Justin soon came to the realisation that the main obstacle for the growth of the company was he himself. Since he was so unattached with everything, he couldn’t make sense of whatever was going on, and as a result, Federico was the one suffering from both sides for defending him to others. Knowing about his own shortcomings, Justin decided to give full independence to Federico and left everything under him. He was just a titular owner now, and they would meet once in every 90 days to give the minimum stipulated profit.

Through the entire journey, Justin Tan learned many lessons. In the initial stages, when he started from scratch, he realised the benefits of building a community and developing a product within it – taking feedback, reviews and working on them. After achieving every small milestone, he gained confidence that pushed him to newer heights of success. When he hit a bump on the road, taking help and advice from others helped him learn and experience new things. They kept him grounded, and made him understand his own potential. After that, focusing on factors such as product development, suitable market, traction channel, advertisement and promotion, etc., helped him earn good profits. Besides these, he also learned to let go of his pride and take care of his employees, keeping them happy. This is what a true leader does!
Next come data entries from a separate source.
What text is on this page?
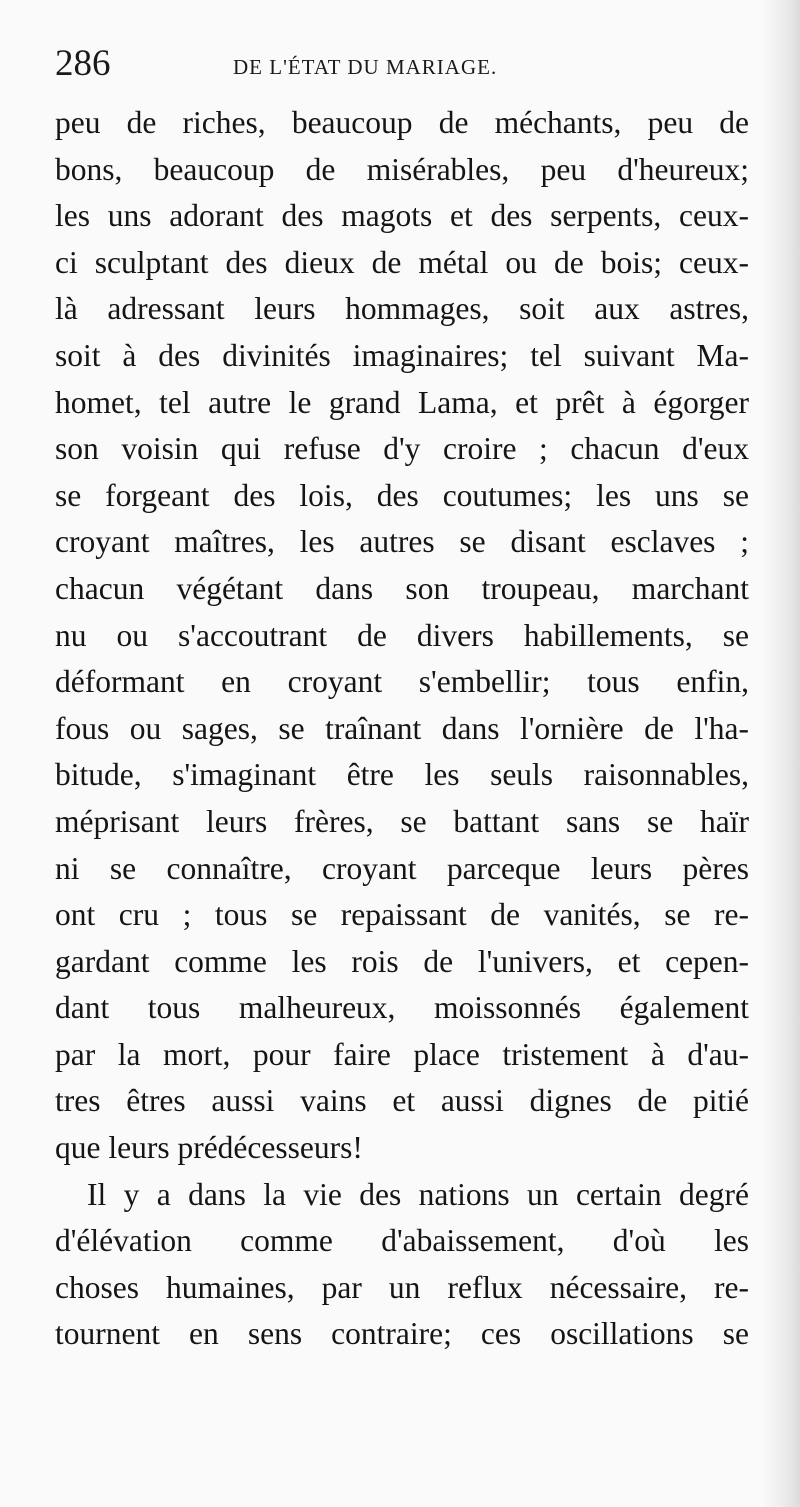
286	DE L'ÉTAT DU MARIAGE.
peu de riches, beaucoup de méchants, peu de
bons, beaucoup de misérables, peu d'heureux;
les uns adorant des magots et des serpents, ceux-
ci sculptant des dieux de métal ou de bois; ceux-
là adressant leurs hommages, soit aux astres,
soit à des divinités imaginaires; tel suivant Ma-
homet, tel autre le grand Lama, et prêt à égorger
son voisin qui refuse d'y croire ; chacun d'eux
se forgeant des lois, des coutumes; les uns se
croyant maîtres, les autres se disant esclaves ;
chacun végétant dans son troupeau, marchant
nu ou s'accoutrant de divers habillements, se
déformant en croyant s'embellir; tous enfin,
fous ou sages, se traînant dans l'ornière de l'ha-
bitude, s'imaginant être les seuls raisonnables,
méprisant leurs frères, se battant sans se haïr
ni se connaître, croyant parceque leurs pères
ont cru ; tous se repaissant de vanités, se re-
gardant comme les rois de l'univers, et cepen-
dant tous malheureux, moissonnés également
par la mort, pour faire place tristement à d'au-
tres êtres aussi vains et aussi dignes de pitié
que leurs prédécesseurs!
Il y a dans la vie des nations un certain degré
d'élévation comme d'abaissement, d'où les
choses humaines, par un reflux nécessaire, re-
tournent en sens contraire; ces oscillations se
His efforts and hard work paid off well. Even after facing so many hurdles, he was driven by the profit motive and thus didn’t give up on his dreams. At the end of the first year, in February 2019, Tan and his team of 17 reached a MRR of $23K, with 51 customers. By September of the same year, Video Husky reached a MRR of $83K, with 100+ customers. As a leader, Justin had taken the company to an ARR of $1.2 million, earning $100K+ revenue per month.
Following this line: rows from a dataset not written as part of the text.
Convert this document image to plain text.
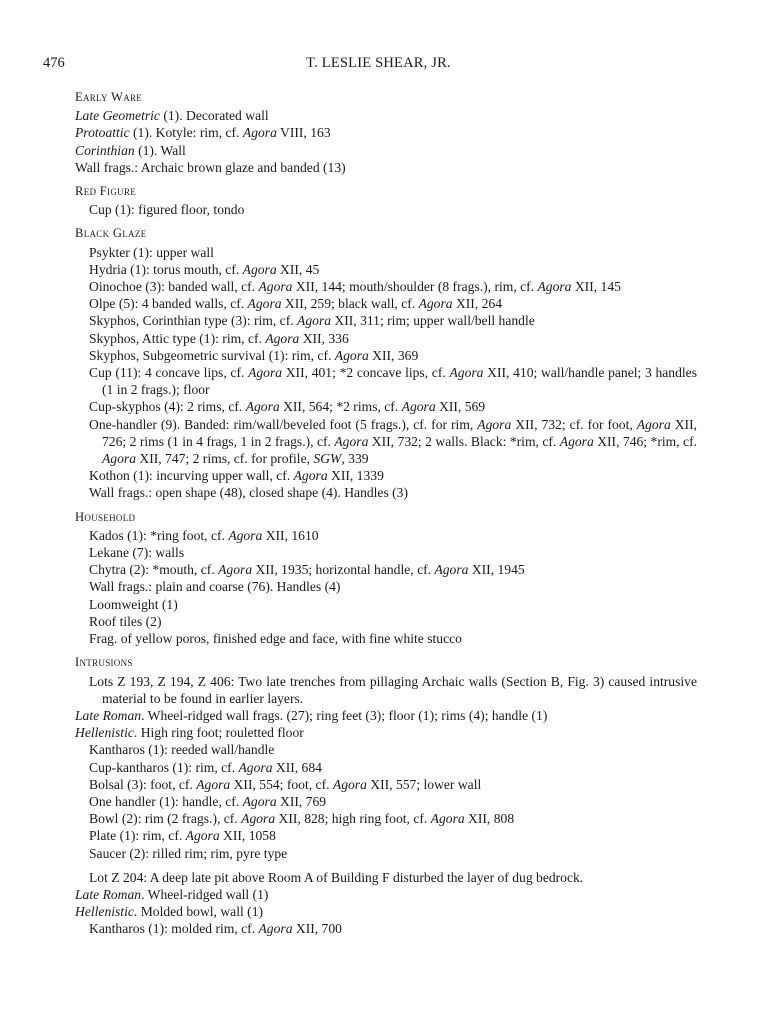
476	T. LESLIE SHEAR, JR.
Early Ware
Late Geometric (1). Decorated wall
Protoattic (1). Kotyle: rim, cf. Agora VIII, 163
Corinthian (1). Wall
Wall frags.: Archaic brown glaze and banded (13)
Red Figure
Cup (1): figured floor, tondo
Black Glaze
Psykter (1): upper wall
Hydria (1): torus mouth, cf. Agora XII, 45
Oinochoe (3): banded wall, cf. Agora XII, 144; mouth/shoulder (8 frags.), rim, cf. Agora XII, 145
Olpe (5): 4 banded walls, cf. Agora XII, 259; black wall, cf. Agora XII, 264
Skyphos, Corinthian type (3): rim, cf. Agora XII, 311; rim; upper wall/bell handle
Skyphos, Attic type (1): rim, cf. Agora XII, 336
Skyphos, Subgeometric survival (1): rim, cf. Agora XII, 369
Cup (11): 4 concave lips, cf. Agora XII, 401; *2 concave lips, cf. Agora XII, 410; wall/handle panel; 3 handles (1 in 2 frags.); floor
Cup-skyphos (4): 2 rims, cf. Agora XII, 564; *2 rims, cf. Agora XII, 569
One-handler (9). Banded: rim/wall/beveled foot (5 frags.), cf. for rim, Agora XII, 732; cf. for foot, Agora XII, 726; 2 rims (1 in 4 frags, 1 in 2 frags.), cf. Agora XII, 732; 2 walls. Black: *rim, cf. Agora XII, 746; *rim, cf. Agora XII, 747; 2 rims, cf. for profile, SGW, 339
Kothon (1): incurving upper wall, cf. Agora XII, 1339
Wall frags.: open shape (48), closed shape (4). Handles (3)
Household
Kados (1): *ring foot, cf. Agora XII, 1610
Lekane (7): walls
Chytra (2): *mouth, cf. Agora XII, 1935; horizontal handle, cf. Agora XII, 1945
Wall frags.: plain and coarse (76). Handles (4)
Loomweight (1)
Roof tiles (2)
Frag. of yellow poros, finished edge and face, with fine white stucco
Intrusions
Lots Z 193, Z 194, Z 406: Two late trenches from pillaging Archaic walls (Section B, Fig. 3) caused intrusive material to be found in earlier layers.
Late Roman. Wheel-ridged wall frags. (27); ring feet (3); floor (1); rims (4); handle (1)
Hellenistic. High ring foot; rouletted floor
Kantharos (1): reeded wall/handle
Cup-kantharos (1): rim, cf. Agora XII, 684
Bolsal (3): foot, cf. Agora XII, 554; foot, cf. Agora XII, 557; lower wall
One handler (1): handle, cf. Agora XII, 769
Bowl (2): rim (2 frags.), cf. Agora XII, 828; high ring foot, cf. Agora XII, 808
Plate (1): rim, cf. Agora XII, 1058
Saucer (2): rilled rim; rim, pyre type
Lot Z 204: A deep late pit above Room A of Building F disturbed the layer of dug bedrock.
Late Roman. Wheel-ridged wall (1)
Hellenistic. Molded bowl, wall (1)
Kantharos (1): molded rim, cf. Agora XII, 700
But the main lesson was learned when after a long period of time, he understood his role as an owner and not just a seller. Though he started Video Husky as a pet project, he realised that many lives and their earnings depended on it, including his own. He became serious and disciplined, and gave his everything for the company. Though reducing the customer base as well as the team was hard, it ultimately proved profitable, taking the revenues to another level. Better communication, team effort and determination brought the company to a new height.
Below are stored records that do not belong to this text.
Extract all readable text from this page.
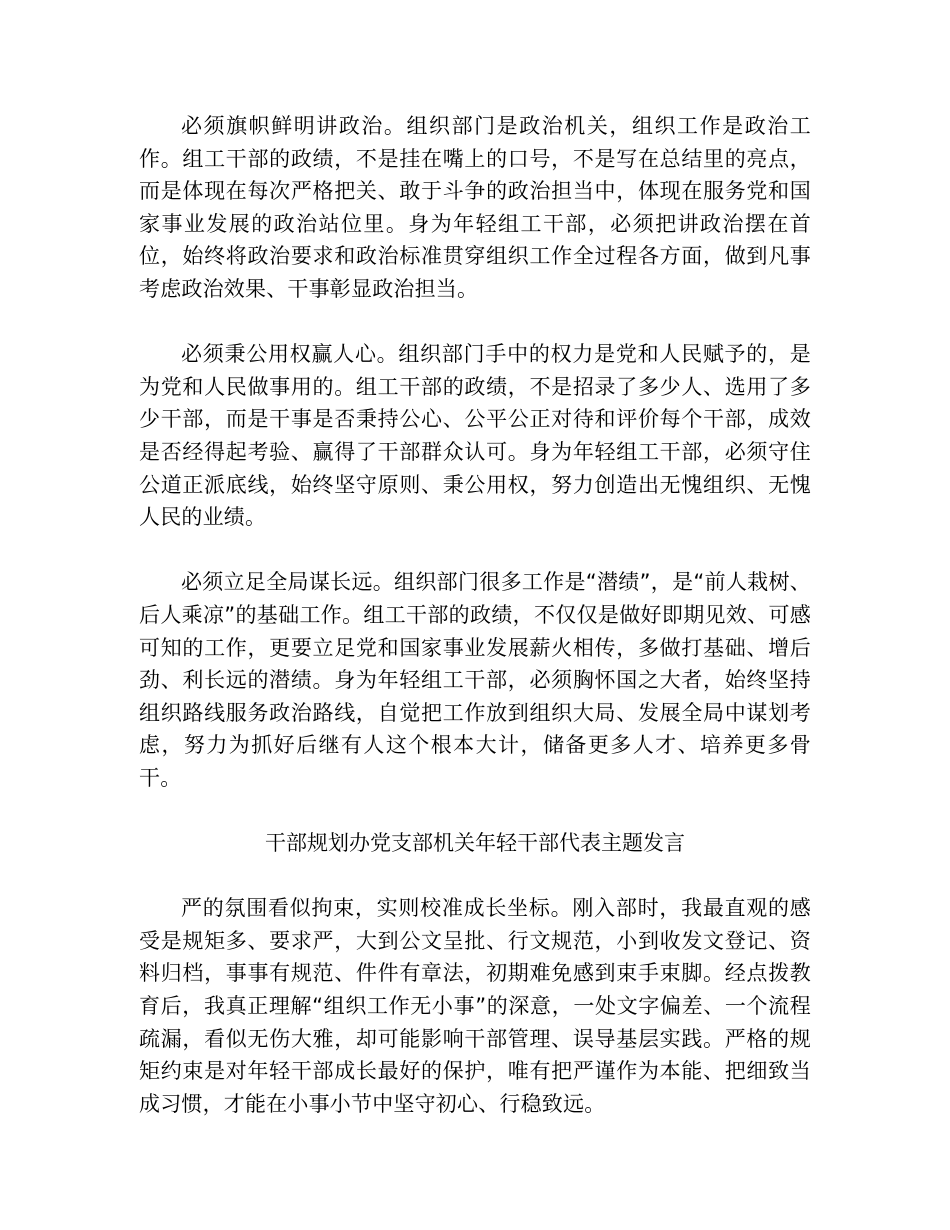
必须旗帜鲜明讲政治。组织部门是政治机关，组织工作是政治工作。组工干部的政绩，不是挂在嘴上的口号，不是写在总结里的亮点，而是体现在每次严格把关、敢于斗争的政治担当中，体现在服务党和国家事业发展的政治站位里。身为年轻组工干部，必须把讲政治摆在首位，始终将政治要求和政治标准贯穿组织工作全过程各方面，做到凡事考虑政治效果、干事彰显政治担当。

必须秉公用权赢人心。组织部门手中的权力是党和人民赋予的，是为党和人民做事用的。组工干部的政绩，不是招录了多少人、选用了多少干部，而是干事是否秉持公心、公平公正对待和评价每个干部，成效是否经得起考验、赢得了干部群众认可。身为年轻组工干部，必须守住公道正派底线，始终坚守原则、秉公用权，努力创造出无愧组织、无愧人民的业绩。

必须立足全局谋长远。组织部门很多工作是“潜绩”，是“前人栽树、后人乘凉”的基础工作。组工干部的政绩，不仅仅是做好即期见效、可感可知的工作，更要立足党和国家事业发展薪火相传，多做打基础、增后劲、利长远的潜绩。身为年轻组工干部，必须胸怀国之大者，始终坚持组织路线服务政治路线，自觉把工作放到组织大局、发展全局中谋划考虑，努力为抓好后继有人这个根本大计，储备更多人才、培养更多骨干。

干部规划办党支部机关年轻干部代表主题发言

严的氛围看似拘束，实则校准成长坐标。刚入部时，我最直观的感受是规矩多、要求严，大到公文呈批、行文规范，小到收发文登记、资料归档，事事有规范、件件有章法，初期难免感到束手束脚。经点拨教育后，我真正理解“组织工作无小事”的深意，一处文字偏差、一个流程疏漏，看似无伤大雅，却可能影响干部管理、误导基层实践。严格的规矩约束是对年轻干部成长最好的保护，唯有把严谨作为本能、把细致当成习惯，才能在小事小节中坚守初心、行稳致远。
But sadly, all good things do not remain forever. After his hunger and interest died down, he realised that for the good of Video Husky, he had to let go and move on. At first, he tried to stay involved by giving inputs and orders, but since it proved to be worse, he gave up his authority and became the owner just for the namesake. This was a generous move from him – giving others a chance to prove themselves and do wonders for the business.

Justin is now satisfied – his company is in good hands and earning a good amount of revenue. His staff and customers are satisfied and everything has worked out well. He is now thinking more about his own future – where he would go from here, and what would be his next move.

Though having problems can be depressing, it’s a part of life. The real challenge is to overcome and work through these problems, and this is what pushed Justin till the end. In fact, even you should take some motivation from his journey. Remember, to be patient and never give up – only then can you taste the sweet fruits of success!